Time after time, through a series of sharp and sometimes unbelievable turns, Kaplan faced the reinvention of his belief system, and he found his way out. He has lived with his wife in the same North Bellmore house for more than three decades, and they have raised their two children in the community as well.

From Singapore to Latin America and all over Europe, Kaplan has travelled to 22 countries, while becoming successful in both information technology and trade finance banking. Kaplan said he found solace in therapy, where he addressed the demons from his childhood, which continued to plague him during his adult life.

“There is a way to survive it,” he said, “through the neighborhood, the relationships, and iron will to survive and continue to move forward.”

Kaplan sought therapy for the abuse and trauma he suffered as a child because it continued to have an impact on his marriage and relationships, and the therapy helped him grapple with his reality.

“If you don’t know what you’re dealing with, you’re fighting in the dark,” he said. 

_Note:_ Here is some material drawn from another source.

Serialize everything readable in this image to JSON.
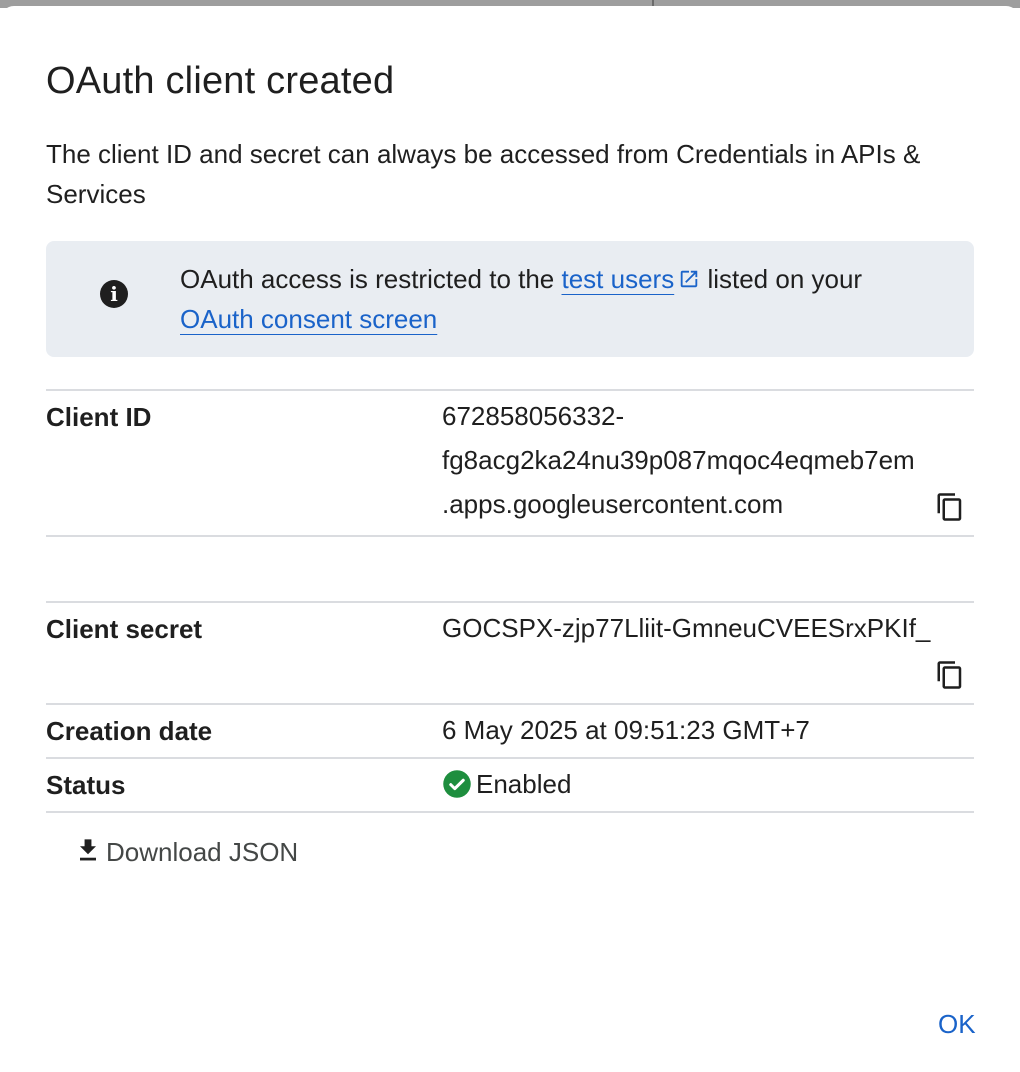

Kaplan’s book is an exposé of childhood trauma, detailing the route he took to find his way out. In the memoir, he used colorful characters and pivotal societal events, striking the perfect balance of amusing, heartwarming, and encouraging tales amidst the devastating abuse he endured.

The book is available for sale on Amazon, and was published through the company Larimas Press. It is available as a paperback for $19.95, on Kindle for $7.99 — or through the Kindle Unlimited subscription service.

Though his story has only been out for a few months, reviews of the memoir are positive.

“Rory’s ability to inhabit the wounded, confused, and desperate child he was is astounding, and, in his prose, that ephemeral place that divides reader from author seems to evaporate,” Rena Lipiner Katz, a fellow author, wrote on Amazon. “But it is Kaplan’s iron will to overcome the abuse and trauma that scarred his youth and find love and immense meaning from life that will remain with the reader long after the book is finished.” 

As an author, and as a person, he wants child abuse survivors to know that there is a way to get through trauma.

“I’m a survivor,” Kaplan said. “I think that’s really the bottom line.”